А теперь он убил ради Габриэля.

Голос второго мужчины — Ива — звенел в его ушах.

«Ты любишь Габриэля, Майкл.

— Я всегда любил его».

Но Майкл думал, что его звали Габриэль; теперь он знал, что это не так.

Майкл также думал, что он неуязвим; теперь ему стало известно, что и это ложь.

Габриэль ждал; смутно он отметил низкий, женский голос — Энн. Голос стих на полуслове.

— Мисс Эймс? — настойчиво спросил незнакомый мужской голос.
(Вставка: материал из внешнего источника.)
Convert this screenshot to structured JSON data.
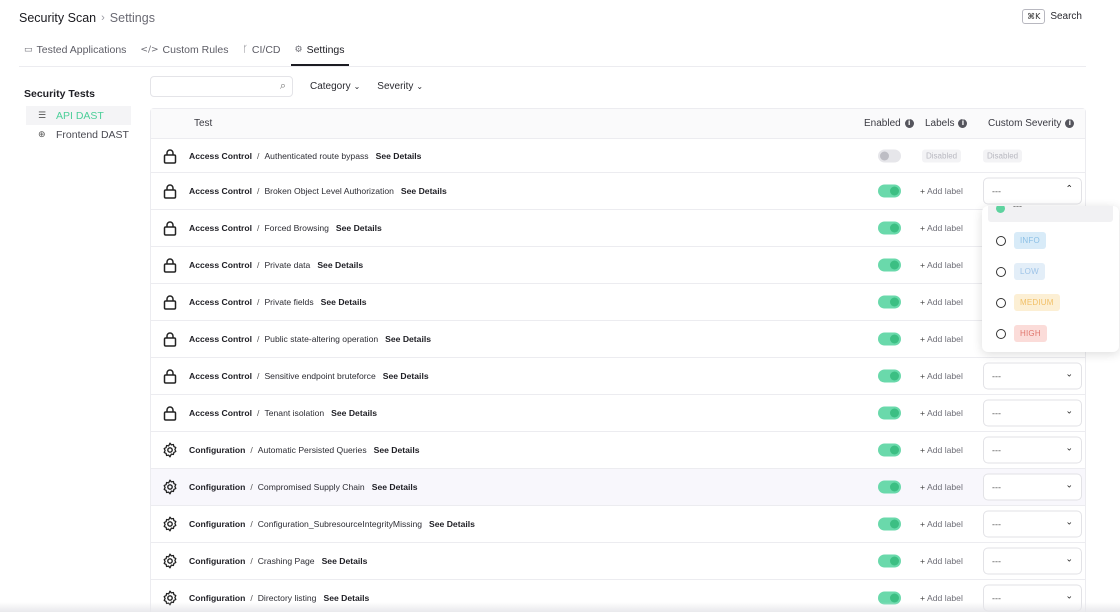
{
  "header": {
    "app": "Security Scan",
    "separator": "›",
    "page": "Settings",
    "search_kbd": "⌘K",
    "search_label": "Search"
  },
  "tabs": [
    {
      "label": "Tested Applications",
      "icon": "window-icon"
    },
    {
      "label": "Custom Rules",
      "icon": "code-icon"
    },
    {
      "label": "CI/CD",
      "icon": "branch-icon"
    },
    {
      "label": "Settings",
      "icon": "gear-icon",
      "active": true
    }
  ],
  "sidebar": {
    "title": "Security Tests",
    "items": [
      {
        "label": "API DAST",
        "icon": "server-icon",
        "active": true
      },
      {
        "label": "Frontend DAST",
        "icon": "globe-icon"
      }
    ]
  },
  "toolbar": {
    "search_placeholder": "",
    "filters": [
      "Category",
      "Severity"
    ]
  },
  "table": {
    "columns": {
      "test": "Test",
      "enabled": "Enabled",
      "labels": "Labels",
      "custom_severity": "Custom Severity"
    },
    "see_details": "See Details",
    "add_label": "Add label",
    "disabled_text": "Disabled",
    "severity_default": "---",
    "rows": [
      {
        "category": "Access Control",
        "name": "Authenticated route bypass",
        "icon": "lock-icon",
        "enabled": false
      },
      {
        "category": "Access Control",
        "name": "Broken Object Level Authorization",
        "icon": "lock-icon",
        "enabled": true,
        "dropdown_open": true
      },
      {
        "category": "Access Control",
        "name": "Forced Browsing",
        "icon": "lock-icon",
        "enabled": true
      },
      {
        "category": "Access Control",
        "name": "Private data",
        "icon": "lock-icon",
        "enabled": true
      },
      {
        "category": "Access Control",
        "name": "Private fields",
        "icon": "lock-icon",
        "enabled": true
      },
      {
        "category": "Access Control",
        "name": "Public state-altering operation",
        "icon": "lock-icon",
        "enabled": true
      },
      {
        "category": "Access Control",
        "name": "Sensitive endpoint bruteforce",
        "icon": "lock-icon",
        "enabled": true
      },
      {
        "category": "Access Control",
        "name": "Tenant isolation",
        "icon": "lock-icon",
        "enabled": true
      },
      {
        "category": "Configuration",
        "name": "Automatic Persisted Queries",
        "icon": "gear-icon",
        "enabled": true
      },
      {
        "category": "Configuration",
        "name": "Compromised Supply Chain",
        "icon": "gear-icon",
        "enabled": true,
        "highlighted": true
      },
      {
        "category": "Configuration",
        "name": "Configuration_SubresourceIntegrityMissing",
        "icon": "gear-icon",
        "enabled": true
      },
      {
        "category": "Configuration",
        "name": "Crashing Page",
        "icon": "gear-icon",
        "enabled": true
      },
      {
        "category": "Configuration",
        "name": "Directory listing",
        "icon": "gear-icon",
        "enabled": true
      }
    ]
  },
  "dropdown": {
    "selected": "---",
    "options": [
      {
        "label": "INFO",
        "color": "#8cc0e6"
      },
      {
        "label": "LOW",
        "color": "#9ec4e8"
      },
      {
        "label": "MEDIUM",
        "color": "#f1bf66"
      },
      {
        "label": "HIGH",
        "color": "#e0776e"
      }
    ]
  },
  "colors": {
    "accent": "#4ccf99",
    "toggle_on": "#6ad9ab",
    "text": "#1f1f24"
  }
}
Габриэль не посмотрел на незнакомца: он знал, какой профессией тот владел, а если и нет, то кто он был такой на самом деле.

— Это те мужчина и женщина, которых вы ожидаете? — незнакомец казался слегка говорливым.

Ангел заставил его величество ожидать.

Фиалковые глаза Майкла отражали сталь.

Вдруг Энн остановилась перед Викторией. Элегантная в своём небесно-голубом шелковом платье.

Она была ниже Виктории на три дюйма.

Старая дева и гувернантка.

Две женщины, которые раньше не знали любви, но которые сейчас сияли от любви мужчины.

Виктория торжественно извлекла прямоугольный, обернутый шелком футляр из своего ридикюля.

— Я принесла вам с Майклом свадебный подарок.

В светло-голубых глазах Энн отразилось удивление Габриэля. Его пронзила боль оттого, что Виктория посчитала необходимым держать свой подарок в секрете.

Вспыхнув от удовольствия, Энн приняла обернутый шелком футляр.

— В этом не было необходимости. Ты и Габриэль — это все, чего мы желали.

Яркий румянец окрасил щёки Виктории.

— На самом деле, это пустяк. Просто вещица, которой ты так восхищалась.

Энн замерла.

— A godemiché?

— Нужного размера, — ровно ответила Виктория.

Смех.

Он зародился в грудной клетке и вырвался из горла Габриэля.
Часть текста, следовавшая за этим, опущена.